June 17, 2011 – In his regular column for The Ottawa Citizen, MLI Managing Director Brian Lee Crowley discusses the validity of the recent CBC study, which purports that “taxpayer dollars spent on the Crown corporation produced more than three times that impact on the economy.” Crowley calls for a better argument “justifying its continued existence based on the benefit it provides, not on what it costs us.”
The column has also appeared in the Vancouver Sun on June 18 and on June 20, the National Post’s Chris Selley agreed with Crowley’s assessment that the CBC needs a serious argument based on the benefit it provides, not on what it costs us in the National Post’s Full Comment section. Read the column below:
The CBC deserves a better argument
June 17, 2011
By Brian Lee Crowley, The Ottawa Citizen
I have fond memories of the CBC. As a child I loved metaphorically sitting in the rocking chair the Friendly Giant set out for me. The music of Hockey Night in Canada announced a ritual of shared nationhood. No evening was complete without listening to the late Barbara Frum pick over the day’s news with those who made it. I had the great privilege of serving as a member of the National Political Panel on Morningside with the late Peter Gzowski. I still miss Max Ferguson’s and Clyde Gilmour’s eclectic and idiosyncratic Saturday music programs.

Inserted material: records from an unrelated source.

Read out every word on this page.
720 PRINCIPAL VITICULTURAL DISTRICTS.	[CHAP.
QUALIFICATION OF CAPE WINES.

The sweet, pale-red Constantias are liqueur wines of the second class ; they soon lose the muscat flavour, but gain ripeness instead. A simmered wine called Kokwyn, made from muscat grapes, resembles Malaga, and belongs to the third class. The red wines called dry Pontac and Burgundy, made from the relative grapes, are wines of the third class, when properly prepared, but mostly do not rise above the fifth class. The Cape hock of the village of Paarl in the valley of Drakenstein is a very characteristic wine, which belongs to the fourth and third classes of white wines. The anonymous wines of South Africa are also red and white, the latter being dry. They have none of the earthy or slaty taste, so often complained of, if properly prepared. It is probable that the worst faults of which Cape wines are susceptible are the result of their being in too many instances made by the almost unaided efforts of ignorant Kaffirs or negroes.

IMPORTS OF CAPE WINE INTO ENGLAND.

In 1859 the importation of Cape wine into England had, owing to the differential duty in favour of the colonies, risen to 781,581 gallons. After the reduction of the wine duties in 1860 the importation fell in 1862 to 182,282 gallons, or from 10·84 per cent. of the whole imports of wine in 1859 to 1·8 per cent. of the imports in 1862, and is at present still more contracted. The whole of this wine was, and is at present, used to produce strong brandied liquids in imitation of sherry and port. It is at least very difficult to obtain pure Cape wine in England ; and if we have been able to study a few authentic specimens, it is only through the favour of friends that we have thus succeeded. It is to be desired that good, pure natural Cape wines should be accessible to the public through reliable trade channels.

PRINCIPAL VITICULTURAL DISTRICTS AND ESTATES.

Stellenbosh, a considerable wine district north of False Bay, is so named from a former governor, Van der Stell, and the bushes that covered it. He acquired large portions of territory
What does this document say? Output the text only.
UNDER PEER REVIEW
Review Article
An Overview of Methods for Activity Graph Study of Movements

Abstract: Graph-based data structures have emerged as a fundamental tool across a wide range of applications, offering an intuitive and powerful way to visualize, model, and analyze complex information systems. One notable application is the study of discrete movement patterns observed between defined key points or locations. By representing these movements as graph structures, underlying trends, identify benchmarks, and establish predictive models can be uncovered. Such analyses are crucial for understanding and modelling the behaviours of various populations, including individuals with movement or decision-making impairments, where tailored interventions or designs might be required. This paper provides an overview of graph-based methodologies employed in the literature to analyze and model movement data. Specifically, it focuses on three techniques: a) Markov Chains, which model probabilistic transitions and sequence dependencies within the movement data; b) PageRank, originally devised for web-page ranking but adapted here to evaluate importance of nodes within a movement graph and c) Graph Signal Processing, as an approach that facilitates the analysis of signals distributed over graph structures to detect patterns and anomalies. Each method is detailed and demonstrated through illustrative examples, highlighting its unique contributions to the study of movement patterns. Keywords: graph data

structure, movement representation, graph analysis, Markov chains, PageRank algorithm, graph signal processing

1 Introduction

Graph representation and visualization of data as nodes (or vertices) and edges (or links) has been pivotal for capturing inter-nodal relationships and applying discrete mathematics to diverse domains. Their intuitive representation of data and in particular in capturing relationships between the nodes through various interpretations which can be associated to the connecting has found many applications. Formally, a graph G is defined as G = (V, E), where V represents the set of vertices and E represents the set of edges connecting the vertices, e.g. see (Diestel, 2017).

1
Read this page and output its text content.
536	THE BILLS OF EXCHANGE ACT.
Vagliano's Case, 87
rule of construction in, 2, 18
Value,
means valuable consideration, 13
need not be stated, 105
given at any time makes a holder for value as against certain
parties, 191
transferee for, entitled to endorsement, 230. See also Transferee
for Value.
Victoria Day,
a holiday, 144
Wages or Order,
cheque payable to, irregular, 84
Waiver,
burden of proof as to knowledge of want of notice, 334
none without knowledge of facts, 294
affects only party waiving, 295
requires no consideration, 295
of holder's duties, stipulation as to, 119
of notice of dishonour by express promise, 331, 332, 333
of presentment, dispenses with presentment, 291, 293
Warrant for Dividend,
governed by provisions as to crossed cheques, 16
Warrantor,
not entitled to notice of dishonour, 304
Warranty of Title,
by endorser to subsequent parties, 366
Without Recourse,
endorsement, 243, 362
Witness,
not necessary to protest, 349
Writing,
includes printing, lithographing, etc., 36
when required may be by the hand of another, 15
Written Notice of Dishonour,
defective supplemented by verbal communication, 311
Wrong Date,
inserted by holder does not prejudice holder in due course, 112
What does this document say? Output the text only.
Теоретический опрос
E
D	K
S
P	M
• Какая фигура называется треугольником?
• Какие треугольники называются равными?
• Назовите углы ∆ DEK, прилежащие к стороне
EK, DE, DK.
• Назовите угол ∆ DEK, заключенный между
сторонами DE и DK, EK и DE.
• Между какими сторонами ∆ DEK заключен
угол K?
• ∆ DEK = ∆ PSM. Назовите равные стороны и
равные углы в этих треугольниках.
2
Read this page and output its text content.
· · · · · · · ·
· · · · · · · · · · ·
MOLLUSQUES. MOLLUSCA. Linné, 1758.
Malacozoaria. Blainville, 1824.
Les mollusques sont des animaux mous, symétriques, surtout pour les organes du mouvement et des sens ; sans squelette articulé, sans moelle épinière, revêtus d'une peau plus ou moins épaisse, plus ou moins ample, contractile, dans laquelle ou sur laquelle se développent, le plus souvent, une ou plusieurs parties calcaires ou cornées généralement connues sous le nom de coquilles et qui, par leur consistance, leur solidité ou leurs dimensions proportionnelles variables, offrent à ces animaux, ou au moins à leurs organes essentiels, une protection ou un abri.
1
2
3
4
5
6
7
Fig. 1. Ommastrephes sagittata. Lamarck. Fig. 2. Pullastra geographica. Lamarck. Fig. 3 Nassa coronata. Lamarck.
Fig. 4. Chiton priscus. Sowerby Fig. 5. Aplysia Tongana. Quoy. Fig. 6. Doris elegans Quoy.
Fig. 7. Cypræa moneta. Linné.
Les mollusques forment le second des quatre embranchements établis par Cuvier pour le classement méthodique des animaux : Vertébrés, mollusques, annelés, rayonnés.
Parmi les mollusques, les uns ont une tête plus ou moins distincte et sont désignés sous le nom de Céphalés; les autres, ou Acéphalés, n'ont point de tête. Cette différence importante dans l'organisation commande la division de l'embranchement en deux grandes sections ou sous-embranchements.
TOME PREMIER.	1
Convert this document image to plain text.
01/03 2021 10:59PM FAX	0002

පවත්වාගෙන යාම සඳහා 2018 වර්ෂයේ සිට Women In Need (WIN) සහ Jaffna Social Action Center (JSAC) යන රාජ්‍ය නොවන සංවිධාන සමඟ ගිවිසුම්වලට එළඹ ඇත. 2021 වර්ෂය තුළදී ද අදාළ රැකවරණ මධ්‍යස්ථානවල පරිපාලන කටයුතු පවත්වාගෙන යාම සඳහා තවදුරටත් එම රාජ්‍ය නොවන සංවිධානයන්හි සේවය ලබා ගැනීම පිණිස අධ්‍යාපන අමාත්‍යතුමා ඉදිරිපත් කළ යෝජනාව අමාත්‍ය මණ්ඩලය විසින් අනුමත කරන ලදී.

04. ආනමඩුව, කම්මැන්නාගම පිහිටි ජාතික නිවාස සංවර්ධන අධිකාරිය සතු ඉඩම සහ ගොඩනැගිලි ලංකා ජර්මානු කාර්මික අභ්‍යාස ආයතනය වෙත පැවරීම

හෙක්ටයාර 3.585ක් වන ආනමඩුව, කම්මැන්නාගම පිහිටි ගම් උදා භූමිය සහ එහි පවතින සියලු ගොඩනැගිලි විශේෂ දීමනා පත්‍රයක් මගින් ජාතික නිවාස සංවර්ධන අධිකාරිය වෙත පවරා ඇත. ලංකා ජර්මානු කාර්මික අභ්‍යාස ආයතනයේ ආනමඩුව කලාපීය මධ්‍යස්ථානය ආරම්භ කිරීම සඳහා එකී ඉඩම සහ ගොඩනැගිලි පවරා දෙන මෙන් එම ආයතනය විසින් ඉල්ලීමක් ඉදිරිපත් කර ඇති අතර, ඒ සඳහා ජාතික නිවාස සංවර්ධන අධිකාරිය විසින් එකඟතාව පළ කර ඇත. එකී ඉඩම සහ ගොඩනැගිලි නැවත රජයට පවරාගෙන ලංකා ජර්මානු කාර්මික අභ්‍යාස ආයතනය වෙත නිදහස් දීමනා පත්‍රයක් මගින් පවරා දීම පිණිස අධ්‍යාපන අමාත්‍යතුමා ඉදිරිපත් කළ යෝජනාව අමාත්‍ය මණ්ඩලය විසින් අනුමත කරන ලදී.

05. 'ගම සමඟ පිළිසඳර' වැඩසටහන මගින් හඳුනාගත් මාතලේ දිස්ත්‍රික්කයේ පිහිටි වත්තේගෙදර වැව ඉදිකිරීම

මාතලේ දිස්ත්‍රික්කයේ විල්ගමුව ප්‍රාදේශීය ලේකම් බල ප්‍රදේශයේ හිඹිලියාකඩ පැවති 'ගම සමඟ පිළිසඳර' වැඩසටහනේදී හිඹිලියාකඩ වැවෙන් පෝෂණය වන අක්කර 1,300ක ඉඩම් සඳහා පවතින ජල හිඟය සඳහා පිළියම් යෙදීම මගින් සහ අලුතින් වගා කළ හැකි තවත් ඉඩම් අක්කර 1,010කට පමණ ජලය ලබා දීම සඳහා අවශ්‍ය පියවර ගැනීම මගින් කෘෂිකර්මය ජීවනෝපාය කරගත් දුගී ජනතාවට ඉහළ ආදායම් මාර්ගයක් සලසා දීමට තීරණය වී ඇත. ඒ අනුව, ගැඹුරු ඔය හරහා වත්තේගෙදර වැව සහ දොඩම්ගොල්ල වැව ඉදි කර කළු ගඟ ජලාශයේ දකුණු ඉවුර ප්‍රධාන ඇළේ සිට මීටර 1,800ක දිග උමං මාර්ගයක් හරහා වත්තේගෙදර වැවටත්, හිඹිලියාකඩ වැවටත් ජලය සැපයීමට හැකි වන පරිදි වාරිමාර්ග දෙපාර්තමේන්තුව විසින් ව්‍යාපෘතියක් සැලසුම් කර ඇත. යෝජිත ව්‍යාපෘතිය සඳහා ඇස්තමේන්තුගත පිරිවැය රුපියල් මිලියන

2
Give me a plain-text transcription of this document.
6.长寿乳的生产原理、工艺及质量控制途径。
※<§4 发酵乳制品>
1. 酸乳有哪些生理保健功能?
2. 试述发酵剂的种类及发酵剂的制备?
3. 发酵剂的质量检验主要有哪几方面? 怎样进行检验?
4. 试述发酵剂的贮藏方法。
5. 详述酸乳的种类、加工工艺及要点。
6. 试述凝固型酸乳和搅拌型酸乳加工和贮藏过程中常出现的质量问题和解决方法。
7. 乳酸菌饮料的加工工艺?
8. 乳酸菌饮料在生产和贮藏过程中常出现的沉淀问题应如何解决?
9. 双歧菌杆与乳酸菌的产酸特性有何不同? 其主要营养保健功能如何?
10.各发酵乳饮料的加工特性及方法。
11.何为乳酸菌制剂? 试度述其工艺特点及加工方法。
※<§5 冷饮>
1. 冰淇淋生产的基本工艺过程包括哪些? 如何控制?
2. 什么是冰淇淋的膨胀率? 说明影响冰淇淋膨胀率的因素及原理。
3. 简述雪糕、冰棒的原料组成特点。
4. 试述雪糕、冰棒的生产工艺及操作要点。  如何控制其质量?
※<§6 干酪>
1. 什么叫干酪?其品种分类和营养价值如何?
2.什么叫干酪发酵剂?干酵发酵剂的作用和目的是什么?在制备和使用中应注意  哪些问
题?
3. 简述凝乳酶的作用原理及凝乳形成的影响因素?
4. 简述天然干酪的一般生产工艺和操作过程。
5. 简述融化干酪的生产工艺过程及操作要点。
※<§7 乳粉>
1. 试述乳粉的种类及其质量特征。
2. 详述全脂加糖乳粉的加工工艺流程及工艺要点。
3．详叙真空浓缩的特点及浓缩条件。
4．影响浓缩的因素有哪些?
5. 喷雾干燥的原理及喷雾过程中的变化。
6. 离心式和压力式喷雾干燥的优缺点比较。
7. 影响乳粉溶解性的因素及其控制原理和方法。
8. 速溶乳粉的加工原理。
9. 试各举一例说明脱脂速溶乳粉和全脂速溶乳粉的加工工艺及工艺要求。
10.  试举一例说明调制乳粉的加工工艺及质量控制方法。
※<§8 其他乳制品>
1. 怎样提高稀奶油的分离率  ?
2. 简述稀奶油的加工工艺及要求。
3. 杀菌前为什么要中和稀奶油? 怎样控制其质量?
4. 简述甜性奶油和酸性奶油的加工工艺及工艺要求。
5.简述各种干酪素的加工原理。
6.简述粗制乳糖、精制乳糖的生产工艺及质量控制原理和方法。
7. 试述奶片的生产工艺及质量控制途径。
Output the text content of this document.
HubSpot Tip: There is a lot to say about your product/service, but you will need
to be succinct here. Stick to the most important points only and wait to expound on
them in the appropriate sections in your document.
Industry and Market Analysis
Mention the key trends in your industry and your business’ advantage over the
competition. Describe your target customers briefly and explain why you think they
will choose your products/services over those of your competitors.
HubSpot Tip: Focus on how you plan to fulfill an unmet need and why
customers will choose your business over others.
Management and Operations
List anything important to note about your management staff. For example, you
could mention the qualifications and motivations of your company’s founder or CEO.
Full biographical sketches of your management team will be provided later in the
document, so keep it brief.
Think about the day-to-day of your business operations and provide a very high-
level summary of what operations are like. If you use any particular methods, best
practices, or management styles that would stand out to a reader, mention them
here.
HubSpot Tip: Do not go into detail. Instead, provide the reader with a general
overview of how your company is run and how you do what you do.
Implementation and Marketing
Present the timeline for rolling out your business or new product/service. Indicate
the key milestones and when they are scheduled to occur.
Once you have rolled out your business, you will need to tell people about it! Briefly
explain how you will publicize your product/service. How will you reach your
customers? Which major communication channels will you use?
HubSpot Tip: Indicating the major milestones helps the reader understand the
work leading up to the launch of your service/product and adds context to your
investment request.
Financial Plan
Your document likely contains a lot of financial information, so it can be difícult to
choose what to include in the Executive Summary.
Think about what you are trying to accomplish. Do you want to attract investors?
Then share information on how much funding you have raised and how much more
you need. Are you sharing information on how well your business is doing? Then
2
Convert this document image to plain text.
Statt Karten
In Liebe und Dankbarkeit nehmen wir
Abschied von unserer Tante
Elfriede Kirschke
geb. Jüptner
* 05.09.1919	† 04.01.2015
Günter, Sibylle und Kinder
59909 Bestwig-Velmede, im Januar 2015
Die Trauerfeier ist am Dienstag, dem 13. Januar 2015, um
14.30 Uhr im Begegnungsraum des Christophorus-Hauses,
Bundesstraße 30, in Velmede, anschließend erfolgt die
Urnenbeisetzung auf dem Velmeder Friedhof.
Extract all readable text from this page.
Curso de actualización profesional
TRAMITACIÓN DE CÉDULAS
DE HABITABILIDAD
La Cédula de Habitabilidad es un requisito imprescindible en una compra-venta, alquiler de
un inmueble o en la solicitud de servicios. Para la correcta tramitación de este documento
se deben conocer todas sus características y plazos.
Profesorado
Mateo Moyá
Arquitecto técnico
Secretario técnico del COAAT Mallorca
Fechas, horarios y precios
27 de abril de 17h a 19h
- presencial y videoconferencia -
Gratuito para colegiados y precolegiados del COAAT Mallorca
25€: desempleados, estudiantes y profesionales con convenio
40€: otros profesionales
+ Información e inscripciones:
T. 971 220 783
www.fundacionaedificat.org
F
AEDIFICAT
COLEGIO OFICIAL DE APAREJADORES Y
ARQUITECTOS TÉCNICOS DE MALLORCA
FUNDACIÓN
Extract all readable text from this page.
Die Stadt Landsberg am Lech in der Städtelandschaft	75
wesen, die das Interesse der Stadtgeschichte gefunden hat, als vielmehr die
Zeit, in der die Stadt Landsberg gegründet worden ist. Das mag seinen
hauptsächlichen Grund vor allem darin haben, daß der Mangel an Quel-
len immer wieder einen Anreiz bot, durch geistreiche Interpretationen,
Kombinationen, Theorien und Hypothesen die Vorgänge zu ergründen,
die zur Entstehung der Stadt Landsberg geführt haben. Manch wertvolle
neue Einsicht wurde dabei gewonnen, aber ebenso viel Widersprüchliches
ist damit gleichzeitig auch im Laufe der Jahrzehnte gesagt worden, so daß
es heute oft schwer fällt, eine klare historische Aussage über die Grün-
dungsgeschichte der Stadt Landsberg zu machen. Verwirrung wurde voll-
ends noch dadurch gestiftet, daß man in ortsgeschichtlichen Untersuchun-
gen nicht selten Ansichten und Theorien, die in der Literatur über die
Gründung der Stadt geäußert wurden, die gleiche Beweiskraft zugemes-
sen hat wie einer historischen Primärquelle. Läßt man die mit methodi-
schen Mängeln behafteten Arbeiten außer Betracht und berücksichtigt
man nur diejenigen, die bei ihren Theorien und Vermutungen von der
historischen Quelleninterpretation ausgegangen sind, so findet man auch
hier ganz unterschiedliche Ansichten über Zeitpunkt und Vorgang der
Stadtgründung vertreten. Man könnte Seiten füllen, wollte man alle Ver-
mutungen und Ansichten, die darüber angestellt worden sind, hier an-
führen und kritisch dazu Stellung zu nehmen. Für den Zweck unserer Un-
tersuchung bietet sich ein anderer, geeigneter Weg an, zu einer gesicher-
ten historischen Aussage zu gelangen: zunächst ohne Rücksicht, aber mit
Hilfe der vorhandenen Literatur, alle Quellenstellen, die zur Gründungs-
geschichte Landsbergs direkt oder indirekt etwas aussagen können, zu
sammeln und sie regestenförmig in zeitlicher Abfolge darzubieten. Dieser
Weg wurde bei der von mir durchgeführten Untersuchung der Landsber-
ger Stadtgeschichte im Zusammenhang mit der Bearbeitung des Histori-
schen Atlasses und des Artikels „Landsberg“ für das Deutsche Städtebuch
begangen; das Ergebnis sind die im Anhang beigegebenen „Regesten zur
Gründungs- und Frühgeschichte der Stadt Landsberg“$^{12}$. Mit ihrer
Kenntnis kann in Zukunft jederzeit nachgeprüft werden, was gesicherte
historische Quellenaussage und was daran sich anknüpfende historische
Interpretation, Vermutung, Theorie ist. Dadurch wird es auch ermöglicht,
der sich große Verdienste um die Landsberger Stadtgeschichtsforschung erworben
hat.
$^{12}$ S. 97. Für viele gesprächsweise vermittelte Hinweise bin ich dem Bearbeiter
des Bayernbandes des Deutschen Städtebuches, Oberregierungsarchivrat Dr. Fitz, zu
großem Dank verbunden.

There is doubtless room in our country for a state-financed broadcaster aspiring to the highest ideals of public broadcasting. Independence and objectivity in the news, a focus on distinctive Canadian cultural and sport programming in entertainment.
But that is not the CBC that we have today, and the world has changed. The cost of producing video and audio programming has plummeted, and the means by which consumers can seek out what they want in culture and entertainment have multiplied beyond yesterday’s wildest imaginings. That means that the Mother Corp and its $1-billion-plus budget must now be defended as never before. Unfortunately, while there is a case to be made for the CBC, I haven’t heard it.
Instead we get own-goals scored by the CBC itself like the report they released recently purporting to demonstrate that the $1.1-billion in taxpayer dollars spent on the Crown corporation produced more than 3 times that impact on the economy. In the breathless account of one television critic, “Like the best public investments, it not only provides a key service, it also is expected to have a positive economic spinoff. And it does.”
Ah, well, no. Studies like this consistently make the same elementary mistake. They look at the money spent on some project or program, be it the CBC, or a sports arena, or a hydroelectric dam, and they say, “look at all the jobs created and the services consumed by this spending.” They count that as a benefit to society. That’s exactly what it is not. All those things are the costs to society required to get the benefit the project will produce.
Every hour of labour and nail hammered and dollar spent building the dam or creating television drama, is a scarce resource not available to do something else. The benefit is the electricity generated for consumers or the enjoyment of the TV production by its audience. When the costs are higher than the benefit, the project destroys value, it doesn’t create it.
But wait, cry the defenders of these silly studies, the jobs created by spending on these projects would not otherwise have existed, so they really are a benefit.
No. Sorry. The money comes from somewhere. In the case of the CBC, it comes from taxes on you and me. I don’t know about you, but if the government didn’t take $34 from me (the average per capita cost of the CBC), I would have spent that money on something else. I would not have put it in a sock under the bed.
And whatever I spent that money on (books or theatre or clothes or travel or doughnuts) would also have a measurable effect on the economy. We could calculate the spin off effects of millions of Canadians spending the money left in their hands, and it would surely be just as impressive as the conclusions of this Deloitte study for the CBC’s management, because all the people we gave our money to would turn around and give it to other people to buy stuff, and those other people would do the same, ad infinitum.
In fact, as Andrew Coyne once argued, you can achieve the effect by taking a billion dollars and throwing it out of a helicopter over Canada’s cities. People would pick it up and spend it and the spin off effects would be vast and impressive. But it all would have started with the wasteful throwing of the money out the door.
The inescapable fact, then, is that the money spent on the CBC does not create new economic activity that would not have otherwise existed. It creates activities that politicians prefer to the ones we would have chosen ourselves had they left the money in our pockets.
Now that we’ve got that cleared up, I look forward to the CBC making a serious argument justifying their continued existence based on the benefit they provide, not on what they cost us. Because while the TV critic I quoted earlier may know little of economics, he’s on to something when he wrote in another column, “In 75 years [the CBC] has morphed from a cultural institution to a glorified karaoke club.” Better make that argument quick.